Electoral system reform in early democratisers : strategic coordination under different electoral systems

Rottwilm, Philipp Moritz January 2015 (has links)
On the basis of case studies of 19th and early 20th century Germany, Sweden and the Netherlands, I address the question of how and when incumbent right elites reformed electoral systems under a rising political threat from the left. Some states adopted proportional representation (PR) earlier than others. Why did different states adopt PR at different times? One important factor was the existing electoral system before the adoption of PR. This has been missed in academic research since most scholars have assumed that the electoral system in place before the adoption of PR in most Western European states was single-member plurality (SMP).
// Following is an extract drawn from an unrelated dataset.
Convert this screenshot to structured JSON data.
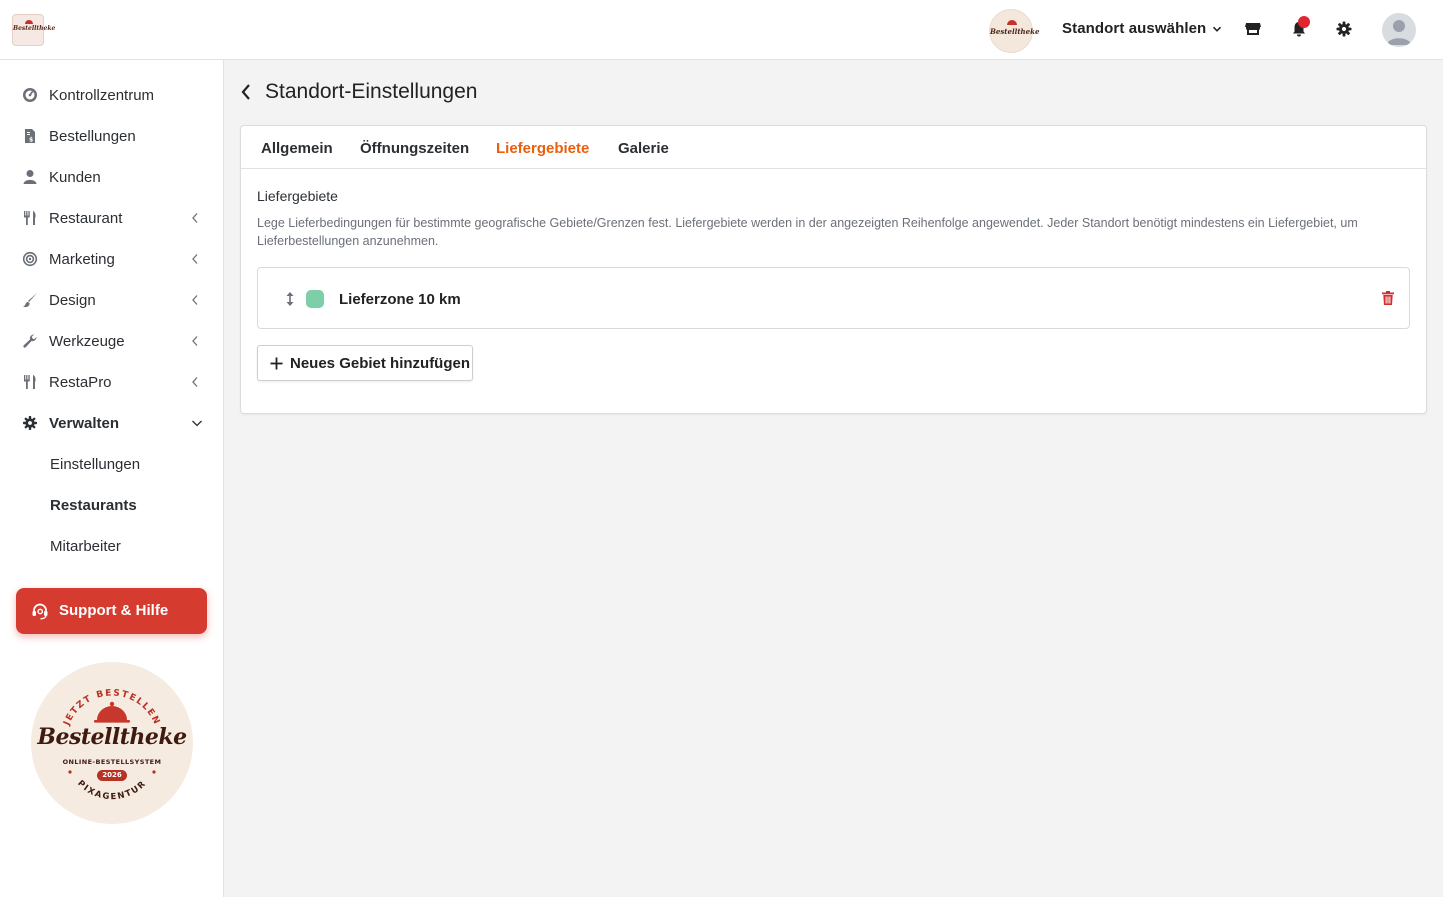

I show that the system in place prior to PR in most Western European states was not SMP but a two-round system (TRS). TRS effects are still poorly understood by political scientists. I argue that both PR and TRS were used as safeguards by the parties on the right against an electoral threat from the left, which originated from the expansion of suffrage. PR was used as a last resort after other safeguards had been exhausted. I state that in the presence of a strong left threat, countries with TRS could wait longer to implement PR than countries with SMP in place. Under TRS, the adoption of PR was considerably delayed since electoral coordination between parties could be applied more effectively than under SMP systems. This was largely due to the increase of information and time after the first round of TRS elections, which was used by right parties to coordinate votes around the most promising candidate before the second round. First round results under TRS were used as an "electoral opinion poll". Based on these results, the right could react more effectively than the left in order to improve outcomes in round two.